Kantitatif Analiz: Levha
üzerinde açığa çıkan leke alanlarını daha önce hazırlanmış olan standartların
alanlarıyla kıyaslayarak yarı kantitatif sonuçlar alınabilir. Daha iyi ve
hassas sonuçlar için levha üzerindeki leke kazınarak alınır, ekstraksiyon ile
madde katı kısımdan ayrılır ve uygun bir fiziksel veya kimyasal yöntemle analiz
edilir. Bir başka metot da lekeden, fluoresans veya yansıma yoluyla çıkan
ışının bir densitometre ile ölçülmesidir.

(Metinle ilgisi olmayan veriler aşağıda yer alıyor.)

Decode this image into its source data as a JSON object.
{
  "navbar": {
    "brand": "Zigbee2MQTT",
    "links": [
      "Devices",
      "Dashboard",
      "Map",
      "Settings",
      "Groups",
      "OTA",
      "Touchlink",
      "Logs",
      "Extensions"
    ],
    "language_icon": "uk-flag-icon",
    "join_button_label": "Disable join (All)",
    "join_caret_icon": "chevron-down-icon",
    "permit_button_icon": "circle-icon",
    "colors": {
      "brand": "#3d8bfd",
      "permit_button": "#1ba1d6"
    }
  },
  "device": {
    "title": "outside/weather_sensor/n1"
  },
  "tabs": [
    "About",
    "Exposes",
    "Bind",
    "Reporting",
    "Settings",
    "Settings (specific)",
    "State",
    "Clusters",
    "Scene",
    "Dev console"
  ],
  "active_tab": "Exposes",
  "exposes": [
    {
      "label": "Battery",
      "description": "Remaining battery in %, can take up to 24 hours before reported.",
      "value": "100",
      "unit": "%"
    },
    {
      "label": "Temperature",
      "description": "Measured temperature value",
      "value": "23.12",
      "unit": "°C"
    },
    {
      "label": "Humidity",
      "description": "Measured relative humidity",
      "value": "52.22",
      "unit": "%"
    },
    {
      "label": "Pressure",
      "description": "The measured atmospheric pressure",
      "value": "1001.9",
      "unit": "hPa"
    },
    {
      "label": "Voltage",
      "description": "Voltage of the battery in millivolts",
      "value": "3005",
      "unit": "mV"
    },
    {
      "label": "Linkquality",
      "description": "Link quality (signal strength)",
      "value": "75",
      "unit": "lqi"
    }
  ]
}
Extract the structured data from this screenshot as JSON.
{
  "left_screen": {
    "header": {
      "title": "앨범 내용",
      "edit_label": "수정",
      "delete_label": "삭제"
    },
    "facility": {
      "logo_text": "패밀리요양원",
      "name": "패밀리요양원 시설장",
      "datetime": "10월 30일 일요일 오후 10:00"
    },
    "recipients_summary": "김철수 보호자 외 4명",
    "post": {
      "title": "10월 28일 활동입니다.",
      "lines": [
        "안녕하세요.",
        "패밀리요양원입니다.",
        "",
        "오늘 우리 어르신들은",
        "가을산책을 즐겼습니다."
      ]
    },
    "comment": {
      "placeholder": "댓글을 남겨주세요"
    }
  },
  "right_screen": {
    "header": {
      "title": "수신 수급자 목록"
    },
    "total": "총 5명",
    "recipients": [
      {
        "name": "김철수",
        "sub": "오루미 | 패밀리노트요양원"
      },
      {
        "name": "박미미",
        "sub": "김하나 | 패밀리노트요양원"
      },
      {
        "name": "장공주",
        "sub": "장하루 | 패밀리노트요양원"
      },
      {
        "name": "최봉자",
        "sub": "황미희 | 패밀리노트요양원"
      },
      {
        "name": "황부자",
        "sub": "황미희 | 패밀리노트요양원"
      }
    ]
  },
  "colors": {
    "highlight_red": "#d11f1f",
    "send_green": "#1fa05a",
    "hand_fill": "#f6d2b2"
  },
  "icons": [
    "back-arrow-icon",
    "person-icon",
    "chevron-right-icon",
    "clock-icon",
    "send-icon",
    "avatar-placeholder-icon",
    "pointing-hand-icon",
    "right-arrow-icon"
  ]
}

Kağıt kromatografisi ile yapılan ayırmalar ince-tabaka
levhalarına benzer şekildedir. Burada çok saf, porozitesi ve kalınlığı düzgün
ve ayni kaliteli kağıtlar kullanılır. Bu kağıtlar yeterli miktarda su
adsorblanmışlardır ve sıvı-sıvı tip kromatografi sınıfında bulunurlar. Su
yerine başka sıvıları adsorblamış kağıtlar da olabilir, bunlarda sabit faz
farklıdır. Örneğin, silikon yağı veya parafin ile işlem görmüş bir kağıtla,
ters-faz kağıt kromatografisi yapılabilir; bunda hareketli faz polar bir solventtir.
Bir adsorbent veya iyon-değiştirici reçine içeren özel kağıtlar da vardır;
bunlar adsorbsiyon ve iyon-değiştirici kağıt kromatografisi olarak kullanılır.